Сразу за Красным Партизаном дорога пошла в гору, запетляла из стороны в сторону, обходя крутые подъёмы, и Серёжа очень скоро устал петлять вместе с нею. Тогда он догадался срезать эти петли напрямую, и сразу дело пошло веселее. Ему то и дело приходилось прыгать с камня на камень, цепляться за ненадёжные кусты, осторожно перебираться через галечные осыпи, а это было куда интереснее, чем просто шагать по белой от известняка дороге. Он представлял себя то альпинистом, то пограничником, который высоко в горах преследует шпиона, и поэтому ему часто приходилось прятаться между камней, делать короткие перебежки, тщательно осматривать каждый след, каждую помятую травинку между камней. Так вот и получилось, что Серёжа даже шпиона не успел поймать, а уж стоял перед высокими воротами — входом в колхозный сад, через который дорога вела в Белогорск. Сад этот Серёжа запомнил с первого раза, ещё когда они ехали на такси из Симферополя в Курортное. Тогда Серёжу удивили необычайные размеры этого сада, который в то время, весной, был обдут белым дымом, весь светился и пряно дышал терпким ароматом. Они остановились на дороге и немного подышали воздухом, который был густо прогрет запахами цветущих яблонь, и отец сказал матери: «Вот, Лида, уже ради этой минуты стоило ехать сюда. Всё-таки врачи лучше нас знают, когда дают нам советы...» Теперь же этот яблоневый сад был совершенно иной, пёстрый и тяжелодушистый, и Серёжа, ступив на его территорию, замер от восторга: всюду, куда бы он ни посмотрел, бледно-розово, красно, лазорево сияли яблоки, кругло свисая вдоль тёмных морщинистых стволов. Такой же разноцветной была и земля, щедро осыпанная падунцами. «Вот как здорово, — радостно подумал Серёжа, — можно набрать яблоки для мамы. Она обрадуется и будет весёлая». И он, свернув с дороги, вначале все подряд, а потом немного разборчивее стал собирать упавшие на землю яблоки.

3

Теперь Серёжу почти не узнать: у него огромный неровный живот, а под ним тонкие ноги в перепачканных брюках. Серёжа, тяжело переваливаясь с ноги на ногу, медленно идёт по пёстрому саду, от макушки до пят облитый жарким солнцем и душистым запахом спелых яблок. Он уже почти подходит к другим высоким воротам, после которых начнётся Белогорск, когда слышит за спиной чей-то строгий голос:

— Э-эгей, хлопчик! А ну ступай до мени!

Так, кажется, Серёжу ещё никогда не подзывали, таким вот строгим и многообещающим голосом. И он, сразу же споткнувшись, медленно и грустно поворачивается, не в силах даже подумать о бегстве.

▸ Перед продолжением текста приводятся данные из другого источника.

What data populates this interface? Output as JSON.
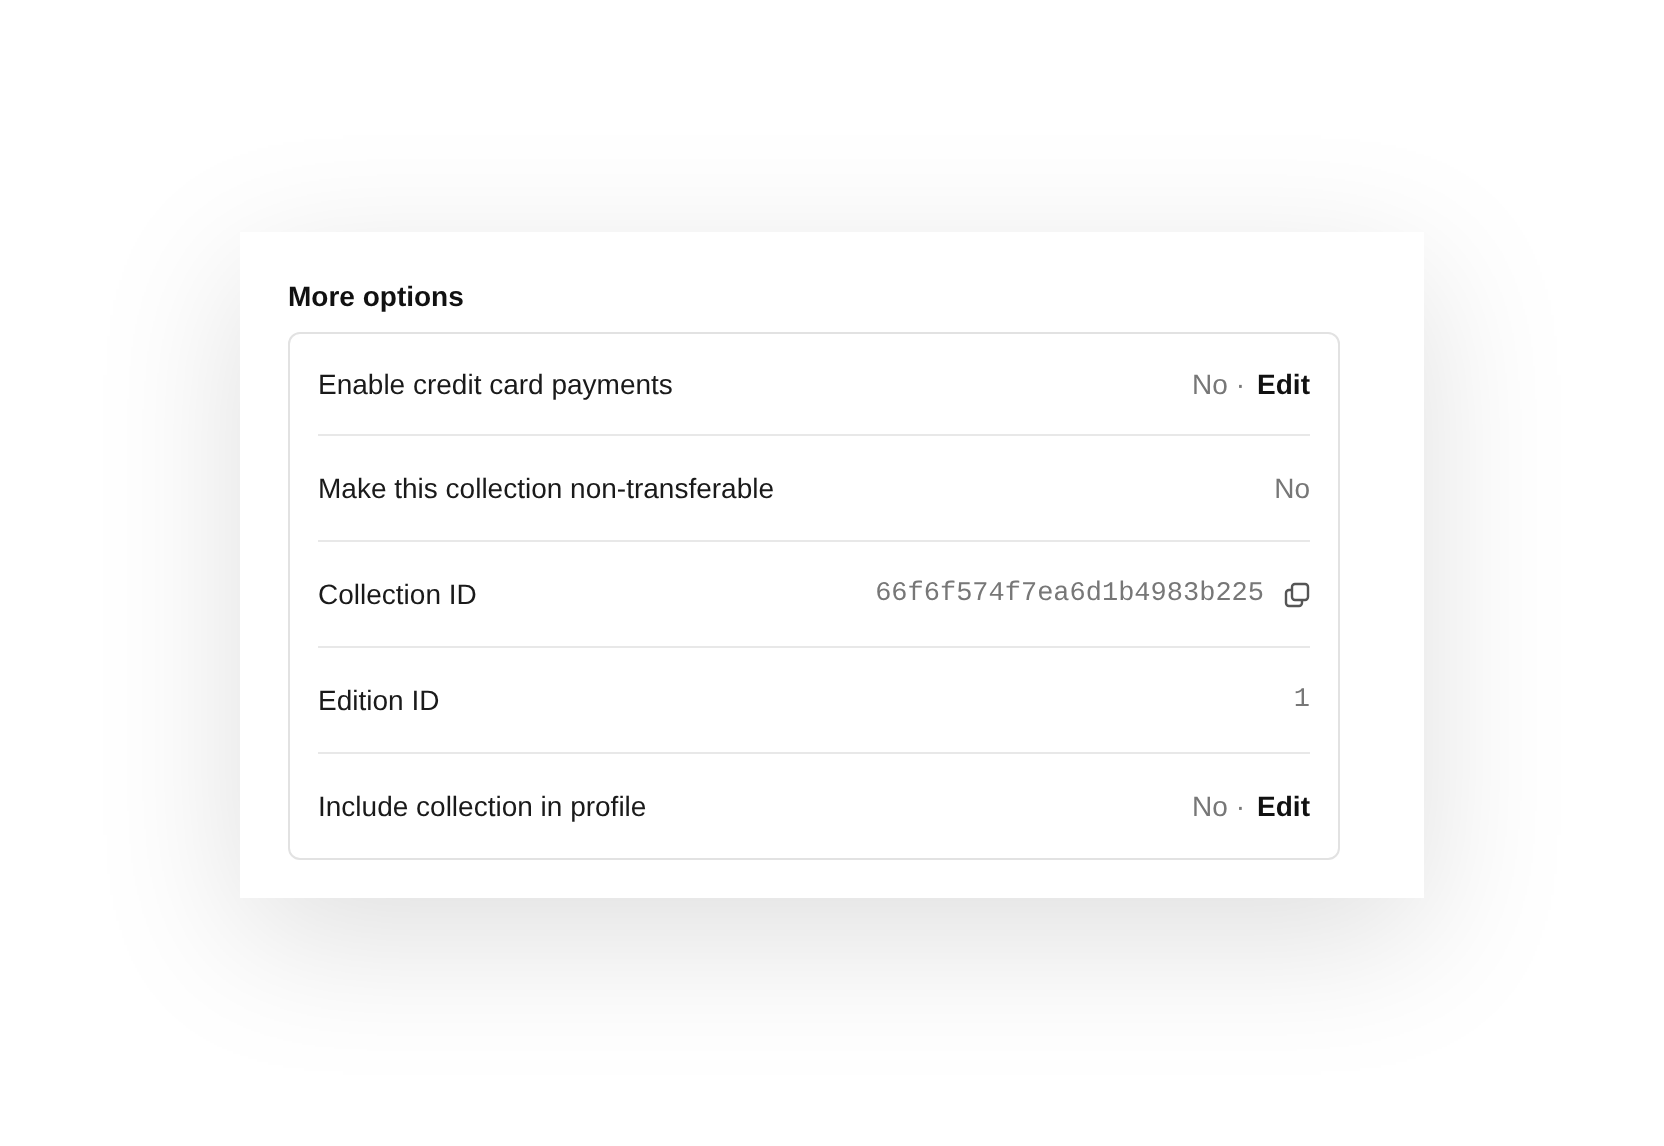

— Ступай, ступай сюда, бандюга, — толстый обветренный палец лениво шевелится как бы отдельно от здорового усатого дядьки, и Серёжа, заворожённо глядя на этот палец, медленно подходит к сторожу.

— Ну так шо ты, хлопчик, в садуви робыв? — строго спрашивает дядька и, сильно оттянув ворот Серёжиной рубашки, смотрит на яблоки. — О-о! Я бачу, хлопчик, ты дюже гарно поробыв.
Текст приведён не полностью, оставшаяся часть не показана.